I guess KK would work for prep but seems awfully expensive compared to other tried and true options.

And what exactly are you trying to prep?


----------



## pman6 (Jul 11, 2012)

What are the cheaper tried and true options?

1.25 gallons of KK concentrate is $14.
a box of TSP 4.5 lbs costs $10.

I'm prepping interior semi gloss walls.

I already scratched it up with 80 grit, but since it's textured, I didn't get full sanding coverage.

I noticed some baked in dirt on closer inspection, and need to get that off.


----------



## user1007 (Sep 23, 2009)

pman6 said:


> What are the cheaper tried and true options?
> 
> 1.25 gallons of KK concentrate is $14.
> a box of TSP 4.5 lbs costs $10.
> ...


80 grit is pretty coarse for a scruff up.
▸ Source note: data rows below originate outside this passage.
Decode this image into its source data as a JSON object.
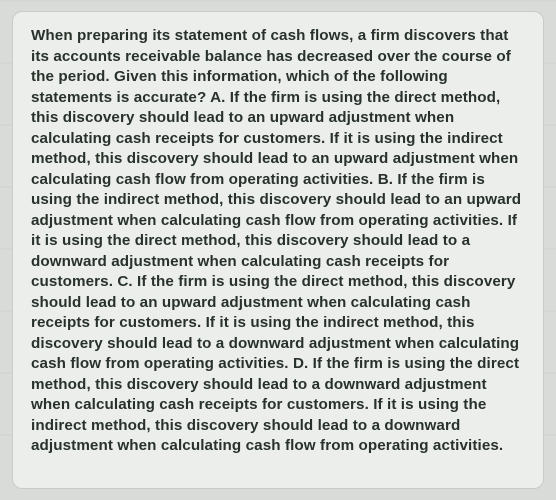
{
  "card": {
    "background_color": "#eceeec",
    "border_color": "#c8cbc8",
    "border_radius": 10
  },
  "page": {
    "background_color": "#d8dbd8",
    "stripe_color": "#c8cbc8"
  },
  "text": {
    "color": "#28322b",
    "font_size": 15.2,
    "line_height": 20.5,
    "font_weight": 600,
    "body": "When preparing its statement of cash flows, a firm discovers that its accounts receivable balance has decreased over the course of the period. Given this information, which of the following statements is accurate? A. If the firm is using the direct method, this discovery should lead to an upward adjustment when calculating cash receipts for customers. If it is using the indirect method, this discovery should lead to an upward adjustment when calculating cash flow from operating activities. B. If the firm is using the indirect method, this discovery should lead to an upward adjustment when calculating cash flow from operating activities. If it is using the direct method, this discovery should lead to a downward adjustment when calculating cash receipts for customers. C. If the firm is using the direct method, this discovery should lead to an upward adjustment when calculating cash receipts for customers. If it is using the indirect method, this discovery should lead to a downward adjustment when calculating cash flow from operating activities. D. If the firm is using the direct method, this discovery should lead to a downward adjustment when calculating cash receipts for customers. If it is using the indirect method, this discovery should lead to a downward adjustment when calculating cash flow from operating activities."
  }
}
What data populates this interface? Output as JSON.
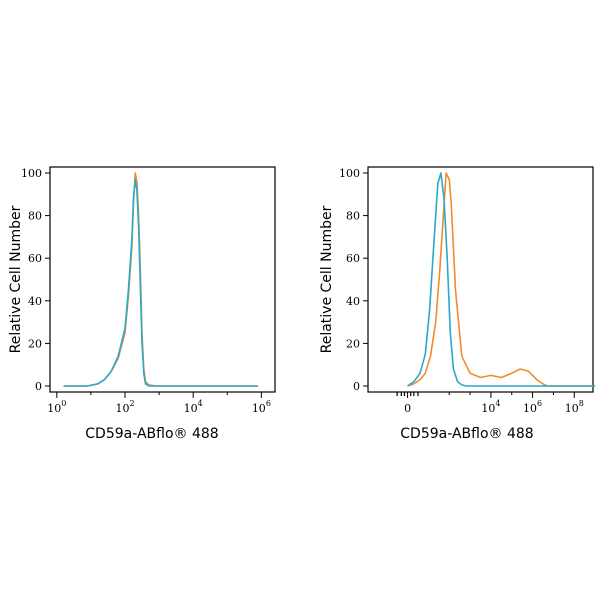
{
  "colors": {
    "isotype": "#2aa9c9",
    "stained": "#f08c2a",
    "axis": "#000000"
  },
  "chart_data": [
    {
      "type": "line",
      "xlabel": "CD59a-ABflo® 488",
      "ylabel": "Relative Cell Number",
      "xscale": "log",
      "xtick_labels": [
        {
          "base": "10",
          "exp": "0"
        },
        {
          "base": "10",
          "exp": "2"
        },
        {
          "base": "10",
          "exp": "4"
        },
        {
          "base": "10",
          "exp": "6"
        }
      ],
      "ytick_labels": [
        "0",
        "20",
        "40",
        "60",
        "80",
        "100"
      ],
      "ylim": [
        0,
        100
      ],
      "series": [
        {
          "color": "#f08c2a",
          "x": [
            0.8,
            1.5,
            1.8,
            2.0,
            2.2,
            2.4,
            2.6,
            2.7,
            2.8,
            2.85,
            2.9,
            2.95,
            3.0,
            3.05,
            3.1,
            3.15,
            3.2,
            3.3,
            3.5,
            4.0,
            6.5
          ],
          "y": [
            0,
            0,
            1,
            3,
            7,
            13,
            25,
            42,
            65,
            86,
            100,
            96,
            80,
            55,
            25,
            8,
            2,
            0.5,
            0,
            0,
            0
          ]
        },
        {
          "color": "#2aa9c9",
          "x": [
            0.8,
            1.5,
            1.8,
            2.0,
            2.2,
            2.4,
            2.6,
            2.7,
            2.8,
            2.85,
            2.9,
            2.95,
            3.0,
            3.05,
            3.1,
            3.15,
            3.2,
            3.3,
            3.5,
            4.0,
            6.5
          ],
          "y": [
            0,
            0,
            1,
            3,
            7,
            14,
            27,
            45,
            68,
            88,
            97,
            92,
            75,
            48,
            20,
            6,
            1,
            0,
            0,
            0,
            0
          ]
        }
      ]
    },
    {
      "type": "line",
      "xlabel": "CD59a-ABflo® 488",
      "ylabel": "Relative Cell Number",
      "xscale": "biexponential",
      "xtick_labels": [
        {
          "base": "0",
          "exp": ""
        },
        {
          "base": "10",
          "exp": "4"
        },
        {
          "base": "10",
          "exp": "6"
        },
        {
          "base": "10",
          "exp": "8"
        }
      ],
      "ytick_labels": [
        "0",
        "20",
        "40",
        "60",
        "80",
        "100"
      ],
      "ylim": [
        0,
        100
      ],
      "series": [
        {
          "color": "#f08c2a",
          "x": [
            0.0,
            0.3,
            0.6,
            0.85,
            1.1,
            1.35,
            1.55,
            1.75,
            1.85,
            2.0,
            2.1,
            2.3,
            2.6,
            3.0,
            3.5,
            4.0,
            4.5,
            5.0,
            5.4,
            5.8,
            6.2,
            6.5,
            6.7,
            7.5,
            9.0
          ],
          "y": [
            0,
            1,
            3,
            6,
            14,
            30,
            55,
            85,
            100,
            97,
            85,
            45,
            14,
            6,
            4,
            5,
            4,
            6,
            8,
            7,
            3,
            1,
            0,
            0,
            0
          ]
        },
        {
          "color": "#2aa9c9",
          "x": [
            0.0,
            0.3,
            0.6,
            0.85,
            1.05,
            1.25,
            1.45,
            1.6,
            1.75,
            1.9,
            2.05,
            2.2,
            2.4,
            2.6,
            2.8,
            3.2,
            9.0
          ],
          "y": [
            0,
            2,
            6,
            15,
            35,
            65,
            95,
            100,
            88,
            60,
            25,
            8,
            2,
            0.5,
            0,
            0,
            0
          ]
        }
      ]
    }
  ]
}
Scratched it up is probably what you did. I would back off to 100-120.

Not sure which TSP you have put 4.5 pounds is quite a bit for $10. What is the suggested dillution rate for KK? Nothing against it by the way. I guess you can figure out how many gallons you can mix with either and then make the price decision?


----------



## pman6 (Jul 11, 2012)

are you saying $10 for 4.5lbs of TSP is a little expensive? should it be cheaper?


----------



## Gymschu (Dec 12, 2010)

http://www.lowes.com/pd_108151-1288...r&pl=1&currentURL=?Ntt=krud+kutter&facetInfo= I buy a gallon of KK concentrate every spring for 8-10 dollars and it lasts me the whole year. Some jobs you use more KK if you have stubborn dirt/mildew, but, for most jobs I use just enough KK to get the job done.


----------



## pman6 (Jul 11, 2012)

I was looking around the web, and some people say you don't need to clean interior walls if they're not too dirty. Just slap another coat of paint on it.

Are they BSing?


----------



## chrisn (Dec 23, 2007)

pman6 said:


> I was looking around the web, and some people say you don't need to clean interior walls if they're not too dirty. Just slap another coat of paint on it.
> 
> Are they BSing?


 
depends on your definition of too:yes:


----------



## user1007 (Sep 23, 2009)

pman6 said:


> Just slap another coat of paint on it.
> 
> Are they BSing?


Pro painters do not slap paint on!


----------



## Brushjockey (Mar 8, 2011)

If you think about why clean at all- to help the paint adhere- it will help you to answer your question. Any oily contaminates, or enough crud build up that would prevent the paint from good contact with the substrate will hurt adhesion.


----------